Agri Business

Time to look at taxing ‘Richie Rich’ farmers, says Deloitte

| Updated on: Jan 17, 2018

Budget ought to bring in such a move, say experts at open house

Budget 2018-19 should look at mechanisms to make rich farmers fork out meaningful sums to the exchequer, suggested several tax experts from global professional services firm Deloitte, Haskins & Sells LLP.

This is especially so when the government is faced with revenue pressures and looking to rein in the runaway fiscal deficit. The Budget is expected to be bent more towards the ‘Economics of Entitlement’ than the ‘Economics of Entrepreneurship’, said the experts from the firm at an open house pre-Budget discussion with BusinessLine here on Wednesday.
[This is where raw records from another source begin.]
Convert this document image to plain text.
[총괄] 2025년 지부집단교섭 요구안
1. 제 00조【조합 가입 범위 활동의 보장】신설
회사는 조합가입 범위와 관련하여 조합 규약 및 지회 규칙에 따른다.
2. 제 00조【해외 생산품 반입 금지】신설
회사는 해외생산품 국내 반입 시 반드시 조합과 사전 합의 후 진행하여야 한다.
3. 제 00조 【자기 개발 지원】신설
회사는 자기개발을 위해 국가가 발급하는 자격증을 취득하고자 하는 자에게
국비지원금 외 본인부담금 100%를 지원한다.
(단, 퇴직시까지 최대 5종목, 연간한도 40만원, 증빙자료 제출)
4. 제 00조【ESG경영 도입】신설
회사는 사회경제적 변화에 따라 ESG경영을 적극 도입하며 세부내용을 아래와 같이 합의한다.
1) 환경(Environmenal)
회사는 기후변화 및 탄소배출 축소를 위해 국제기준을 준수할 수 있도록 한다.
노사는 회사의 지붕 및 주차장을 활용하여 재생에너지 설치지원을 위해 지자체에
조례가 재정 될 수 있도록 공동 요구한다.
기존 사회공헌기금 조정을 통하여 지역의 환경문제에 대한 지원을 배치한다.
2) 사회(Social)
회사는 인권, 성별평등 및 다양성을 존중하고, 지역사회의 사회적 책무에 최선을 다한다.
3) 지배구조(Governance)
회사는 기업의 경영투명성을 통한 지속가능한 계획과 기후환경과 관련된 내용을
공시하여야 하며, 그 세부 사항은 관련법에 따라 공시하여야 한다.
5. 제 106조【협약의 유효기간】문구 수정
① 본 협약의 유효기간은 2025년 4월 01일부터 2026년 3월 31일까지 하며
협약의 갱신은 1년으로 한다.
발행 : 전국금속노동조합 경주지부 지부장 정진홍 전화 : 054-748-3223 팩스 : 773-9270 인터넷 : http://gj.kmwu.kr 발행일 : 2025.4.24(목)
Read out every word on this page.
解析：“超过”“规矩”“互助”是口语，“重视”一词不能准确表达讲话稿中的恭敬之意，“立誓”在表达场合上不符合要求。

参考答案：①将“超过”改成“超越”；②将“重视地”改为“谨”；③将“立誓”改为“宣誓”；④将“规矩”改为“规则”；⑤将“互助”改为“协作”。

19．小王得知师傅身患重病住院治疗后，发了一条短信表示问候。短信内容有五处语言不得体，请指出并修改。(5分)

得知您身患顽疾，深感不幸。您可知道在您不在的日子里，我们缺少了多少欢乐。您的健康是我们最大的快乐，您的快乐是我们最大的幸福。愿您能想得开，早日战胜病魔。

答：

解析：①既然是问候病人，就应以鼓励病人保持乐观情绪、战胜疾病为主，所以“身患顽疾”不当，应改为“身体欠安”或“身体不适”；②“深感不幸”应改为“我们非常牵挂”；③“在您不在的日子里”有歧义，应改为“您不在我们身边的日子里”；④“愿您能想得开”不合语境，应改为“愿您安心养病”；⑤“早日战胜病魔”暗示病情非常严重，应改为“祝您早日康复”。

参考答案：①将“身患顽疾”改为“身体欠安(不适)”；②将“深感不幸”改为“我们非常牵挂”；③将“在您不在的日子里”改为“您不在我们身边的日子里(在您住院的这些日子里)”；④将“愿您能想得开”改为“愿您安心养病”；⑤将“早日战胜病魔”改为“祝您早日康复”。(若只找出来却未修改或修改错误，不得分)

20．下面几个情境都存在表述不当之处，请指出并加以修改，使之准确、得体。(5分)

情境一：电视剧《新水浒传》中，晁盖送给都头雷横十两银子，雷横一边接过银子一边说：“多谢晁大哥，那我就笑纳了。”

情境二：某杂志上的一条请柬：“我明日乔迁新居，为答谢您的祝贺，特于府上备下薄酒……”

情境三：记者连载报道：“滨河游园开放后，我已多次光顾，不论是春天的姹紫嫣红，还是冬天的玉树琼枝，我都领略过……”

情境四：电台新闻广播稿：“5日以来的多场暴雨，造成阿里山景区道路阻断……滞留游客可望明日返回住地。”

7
“The expectation is that there is something immediate and concrete that could be done for the farm sector. We expect the roadmap for fiscal consolidation to be recalibrated and some expenditure related schemes to be announced for the agriculture sector,” said Richa Gupta, Senior Director with the firm.

Package for exports

“We also expect for some sort of a roadmap reinforced for the economic package that was announced in November for the Bharatmala project — on how it will be financed. More details may also be spelled out on how the NPAs will be financed. Keeping in line with the Make in India scheme, the other sector where the focus will be on is exports, and there might be a package for them,” Gupta said.

Direct benefit transfer (DBT) schemes can be the tools to identify the higher income farmers, the experts said.

Rohinton Sidhwa, Partner in the firm, said: “We need to find a solution where we can charge a turnover tax of some sorts on rich farm households. According to tax returns data, Rajasthan has more income tax assessees than Punjab. So the poorer States are showing a higher level of compliance, as opposed to the richer States. And this diversion is attributed in large part due to agriculture incomes being tax exempt.”

Sidhwa also expects that the Budget will bring back long-term capital gains (LTCG) tax on trades put through stock exchanges. He felt that the government may go in for an arrangement where the securities transaction tax will co-exist with the levy of long-term capital gains on securities.

Corporate income tax

He further believed that Finance Minister Arun Jaitley will keep his promise of reducing corporate income tax. Bringing corporate tax reduction to a specified class of companies alone — like it was done last year — has brought its own challenges.

“This has created an inequity in the business and existing companies have started looking for ways like starting a new company and then merging the old one with it to save tax. So if they make an announcement to reduce, they must give it across the board to avoid creating inequality in the ecosystem,” he said.

A lower corporate tax rate may excite the industry but the return of LTCG tax will surely spook investors. Sidwa said: “The current mood in the Finance Ministry is that they want to tax it. So they were very much against taking it down earlier. At that point of time there was pressure form FIIs and others that made it go to zero, but they would like to bring it back.”

Long-term capital gains

“The effect of having zero LTCG tax has been very good for the stock market. Today our stock market is at its peak. But in order to straighten things out, the government should tax everything moderately. Not as high as 20 per cent but perhaps at 10 per cent,” he added.

The Budget is also expected to enforce some in-direct tax reform, despite the GST Council taking over the rate setting powers of the Finance Minister. Deloitte Senior Director Saloni Roy said: “The Central GST law can be amended to bring petroleum products within the purview of the Central GST.”